Nacionalmente, a média aponta que 19,3% da população das capitais brasileiras usam o celular enquanto dirigem, o que significa que de cada cinco pessoas, uma afirmou positivo em dirigir usando o telefone.

No ranking, Rio Branco só ficou atrás de Belém, capital do Pará, que ficou com 24%. Em seguida, aparecem Cuiabá (23,7%), Vitória (23,3%), Fortaleza (23,2%), Palmas (22,4%), Macapá e São Luís (22,3%). Já as capitais com menor uso de celular durante a condução de veículo foram: Salvador (14,1%), Rio de Janeiro (17,1%), São Paulo (17,2%) e Manaus (17,7%).

A pesquisa também mostrou que as pessoas com idades entre 25 e 34 anos (25%) e com maior escolaridade (26,1%), com 12 anos de estudo ou mais, são as que mais assumem esse comportamento de risco. Os motoristas com nível superior também são os que mais recebem multas por excesso de velocidade e que associam o consumo de bebida alcoólica e direção.

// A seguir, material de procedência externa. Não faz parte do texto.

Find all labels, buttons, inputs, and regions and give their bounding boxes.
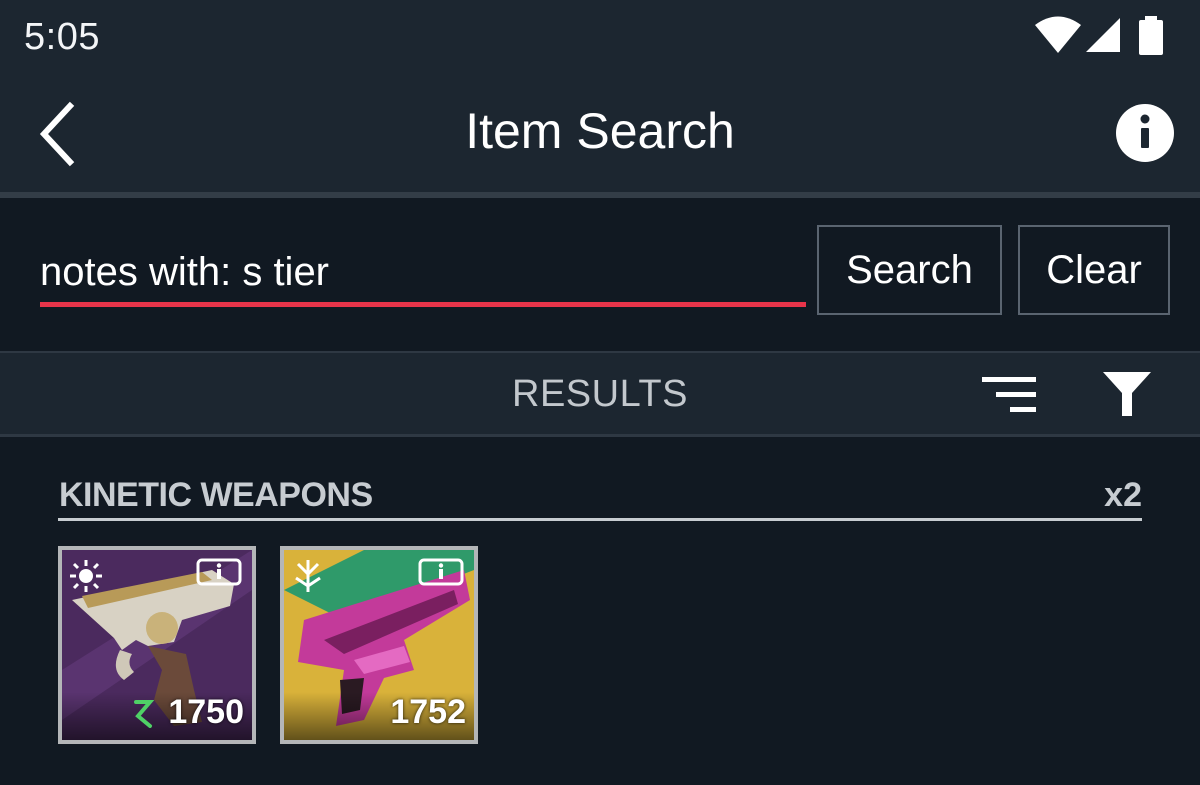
filter-button[interactable]	[1102, 371, 1152, 417]
info-badge-icon	[196, 558, 242, 586]
section-count: x2	[1104, 476, 1142, 514]
page-title: Item Search	[465, 103, 735, 159]
app-bar: Item Search	[0, 78, 1200, 192]
filter-icon	[1103, 372, 1151, 416]
item-art: 1752	[284, 550, 474, 740]
signal-icon	[1086, 18, 1120, 52]
power-level: 1750	[168, 693, 244, 731]
battery-icon	[1139, 16, 1163, 55]
search-button[interactable]: Search	[817, 225, 1002, 315]
item-tile[interactable]: 1750	[58, 546, 256, 744]
status-bar: 5:05	[0, 0, 1200, 78]
search-input[interactable]	[40, 238, 806, 306]
item-art: 1750	[62, 550, 252, 740]
search-underline	[40, 302, 806, 307]
solar-element-icon	[70, 560, 102, 592]
season-emblem-icon	[295, 560, 321, 592]
info-circle-icon	[1116, 104, 1174, 162]
app-root: 5:05 Item Search notes with: s tier Sear…	[0, 0, 1200, 785]
search-area: Search Clear	[0, 198, 1200, 351]
crafted-icon	[134, 700, 154, 728]
clear-button[interactable]: Clear	[1018, 225, 1170, 315]
info-button[interactable]	[1116, 104, 1174, 162]
section-rule	[58, 518, 1142, 521]
sort-button[interactable]	[982, 375, 1038, 415]
item-tile[interactable]: 1752	[280, 546, 478, 744]
sort-icon	[982, 377, 1036, 412]
status-time: 5:05	[24, 16, 100, 58]
power-level: 1752	[390, 693, 466, 731]
info-badge-icon	[418, 558, 464, 586]
search-field-wrap	[40, 238, 806, 310]
wifi-icon	[1035, 16, 1081, 53]
results-bar: RESULTS	[0, 353, 1200, 434]
section-title: KINETIC WEAPONS	[59, 476, 373, 514]
results-divider-bottom	[0, 434, 1200, 437]
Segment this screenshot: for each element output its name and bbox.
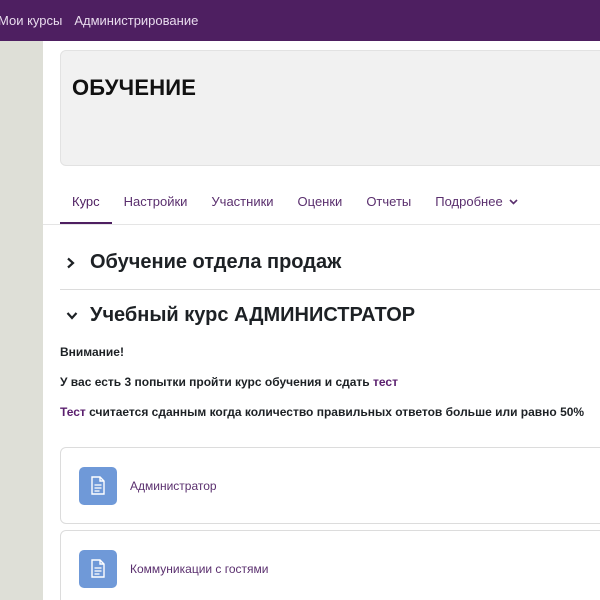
section-sales-training: Обучение отдела продаж bbox=[60, 251, 600, 274]
chevron-down-icon[interactable] bbox=[60, 311, 84, 320]
activity-administrator[interactable]: Администратор bbox=[60, 447, 600, 524]
notice-text: считается сданным когда количество прави… bbox=[85, 405, 585, 419]
top-navbar: Мои курсы Администрирование bbox=[0, 0, 600, 41]
page-title: ОБУЧЕНИЕ bbox=[72, 75, 197, 100]
main-content: ОБУЧЕНИЕ Курс Настройки Участники Оценки… bbox=[43, 41, 600, 600]
section-divider bbox=[60, 289, 600, 290]
section-admin-course: Учебный курс АДМИНИСТРАТОР bbox=[60, 304, 600, 327]
tab-more[interactable]: Подробнее bbox=[423, 181, 530, 225]
activity-guest-communication[interactable]: Коммуникации с гостями bbox=[60, 530, 600, 600]
test-link[interactable]: Тест bbox=[60, 405, 86, 419]
nav-link-administration[interactable]: Администрирование bbox=[74, 13, 198, 28]
nav-link-my-courses[interactable]: Мои курсы bbox=[0, 13, 62, 28]
left-drawer bbox=[0, 41, 43, 600]
tabs-divider bbox=[43, 224, 600, 225]
chevron-down-icon bbox=[508, 197, 518, 208]
notice-attempts: У вас есть 3 попытки пройти курс обучени… bbox=[60, 375, 398, 389]
tab-label: Участники bbox=[211, 194, 274, 209]
secondary-navigation: Курс Настройки Участники Оценки Отчеты П… bbox=[60, 181, 530, 225]
tab-participants[interactable]: Участники bbox=[199, 181, 285, 225]
tab-label: Настройки bbox=[123, 194, 188, 209]
section-title[interactable]: Обучение отдела продаж bbox=[90, 251, 341, 274]
section-title[interactable]: Учебный курс АДМИНИСТРАТОР bbox=[90, 304, 415, 327]
chevron-right-icon[interactable] bbox=[60, 257, 84, 269]
page-icon bbox=[79, 466, 117, 505]
test-link[interactable]: тест bbox=[373, 375, 398, 389]
tab-label: Отчеты bbox=[366, 194, 412, 209]
notice-pass-criteria: Тест считается сданным когда количество … bbox=[60, 405, 584, 419]
tab-reports[interactable]: Отчеты bbox=[354, 181, 423, 225]
page-icon bbox=[79, 549, 117, 588]
notice-text: У вас есть 3 попытки пройти курс обучени… bbox=[60, 375, 374, 389]
tab-label: Оценки bbox=[297, 194, 343, 209]
tab-course[interactable]: Курс bbox=[60, 181, 112, 225]
tab-label: Курс bbox=[72, 194, 100, 209]
tab-grades[interactable]: Оценки bbox=[286, 181, 355, 225]
activity-label[interactable]: Администратор bbox=[130, 479, 217, 493]
tab-settings[interactable]: Настройки bbox=[112, 181, 200, 225]
tab-label: Подробнее bbox=[435, 194, 503, 209]
notice-heading: Внимание! bbox=[60, 345, 124, 359]
course-header: ОБУЧЕНИЕ bbox=[60, 50, 600, 166]
activity-label[interactable]: Коммуникации с гостями bbox=[130, 562, 269, 576]
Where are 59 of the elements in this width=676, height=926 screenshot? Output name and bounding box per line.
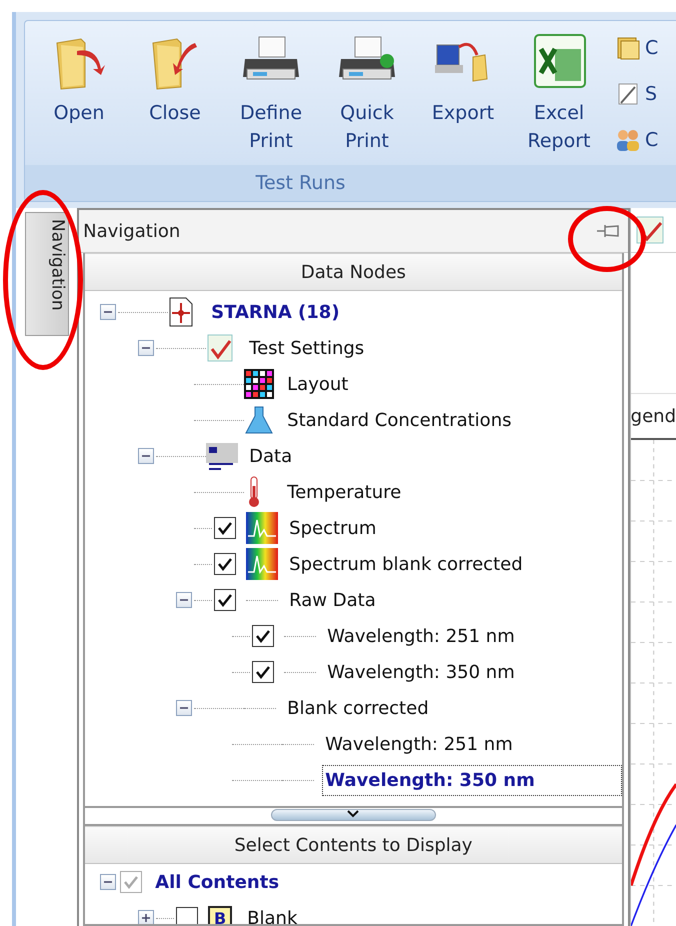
chevron-down-icon bbox=[346, 810, 360, 818]
ribbon-button[interactable]: Close bbox=[127, 29, 223, 165]
group-label: Test Runs bbox=[256, 172, 346, 194]
people-icon bbox=[615, 127, 641, 153]
tree-item[interactable]: Temperature bbox=[284, 476, 408, 508]
tree-item[interactable]: Spectrum blank corrected bbox=[286, 548, 530, 580]
grid-icon bbox=[244, 369, 274, 399]
ribbon-button[interactable]: Quick Print bbox=[319, 29, 415, 165]
tree-item[interactable]: Blank corrected bbox=[284, 692, 436, 724]
ribbon-small-button[interactable]: C bbox=[615, 29, 658, 67]
check-icon bbox=[255, 628, 272, 644]
blank-badge: B bbox=[208, 906, 232, 924]
tree-item[interactable]: Spectrum bbox=[286, 512, 384, 544]
tree-item[interactable]: Test Settings bbox=[246, 332, 372, 364]
check-icon bbox=[255, 664, 272, 680]
ribbon-button[interactable]: Open bbox=[31, 29, 127, 165]
checkbox[interactable] bbox=[214, 589, 236, 611]
spectrum-icon bbox=[246, 512, 278, 544]
panel-title: Navigation bbox=[83, 220, 180, 242]
plus-icon bbox=[141, 913, 152, 923]
folder-icon bbox=[615, 35, 641, 61]
tree-item[interactable]: Layout bbox=[284, 368, 356, 400]
splitter-handle[interactable] bbox=[270, 809, 436, 821]
tree-item[interactable]: Wavelength: 251 nm bbox=[324, 620, 522, 652]
section-title: Select Contents to Display bbox=[234, 834, 472, 856]
tree-item[interactable]: Raw Data bbox=[286, 584, 383, 616]
ribbon-button[interactable]: Define Print bbox=[223, 29, 319, 165]
ribbon-button[interactable]: Excel Report bbox=[511, 29, 607, 165]
check-icon bbox=[217, 556, 234, 572]
checklist-icon bbox=[206, 333, 234, 363]
expander-toggle[interactable] bbox=[100, 304, 116, 320]
expander-toggle[interactable] bbox=[138, 340, 154, 356]
tree-item[interactable]: Data bbox=[246, 440, 300, 472]
tree-item[interactable]: Standard Concentrations bbox=[284, 404, 518, 436]
check-icon bbox=[217, 592, 234, 608]
spectrum-icon bbox=[246, 548, 278, 580]
expander-toggle[interactable] bbox=[176, 592, 192, 608]
ribbon-button[interactable]: Export bbox=[415, 29, 511, 165]
data-icon bbox=[206, 441, 238, 471]
checkbox[interactable] bbox=[252, 625, 274, 647]
section-title: Data Nodes bbox=[300, 262, 406, 282]
tree-item[interactable]: Wavelength: 350 nm bbox=[324, 656, 522, 688]
expander-toggle[interactable] bbox=[176, 700, 192, 716]
check-icon bbox=[123, 874, 140, 890]
side-tab[interactable]: Navigation bbox=[24, 212, 69, 336]
tree-item[interactable]: Wavelength: 350 nm bbox=[322, 764, 622, 796]
checkbox[interactable] bbox=[214, 517, 236, 539]
expander-toggle[interactable] bbox=[138, 448, 154, 464]
document-icon bbox=[168, 297, 194, 327]
checkbox[interactable] bbox=[252, 661, 274, 683]
legend-label: gend bbox=[630, 406, 676, 426]
ribbon-small-button[interactable]: C bbox=[615, 121, 658, 159]
ribbon-small-button[interactable]: S bbox=[615, 75, 658, 113]
checkbox[interactable] bbox=[214, 553, 236, 575]
check-icon bbox=[217, 520, 234, 536]
pin-icon bbox=[596, 222, 622, 240]
tree-item[interactable]: STARNA (18) bbox=[208, 296, 347, 328]
tree-item[interactable]: Wavelength: 251 nm bbox=[322, 728, 520, 760]
flask-icon bbox=[244, 405, 274, 435]
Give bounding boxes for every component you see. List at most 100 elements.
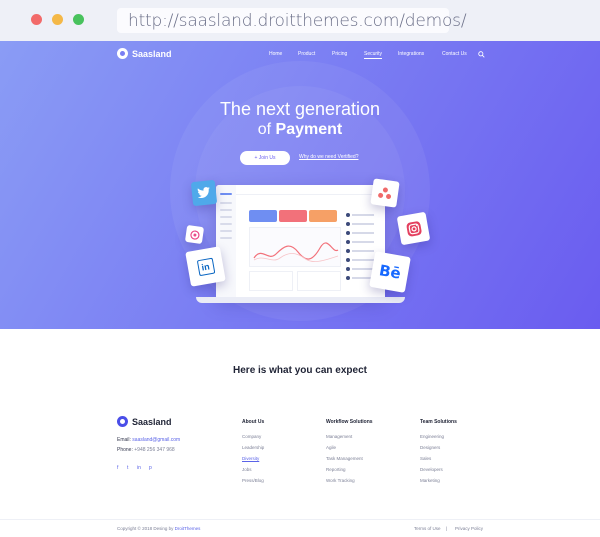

Nesta edição da pesquisa, foram entrevistadas por telefone 52.395 pessoas, maiores de 18 anos, entre fevereiro e dezembro de 2018. O ministério alertou ainda que os acidentes de trânsito são a segunda maior causa de mortes externas no país.

Além do uso do celular associado à direção, a pesquisa abordou também outros três importantes indicadores para a ocorrência de acidentes de trânsito: consumo abusivo de álcool abusivo, consumo de álcool em qualquer dose e multa por excesso de velocidade.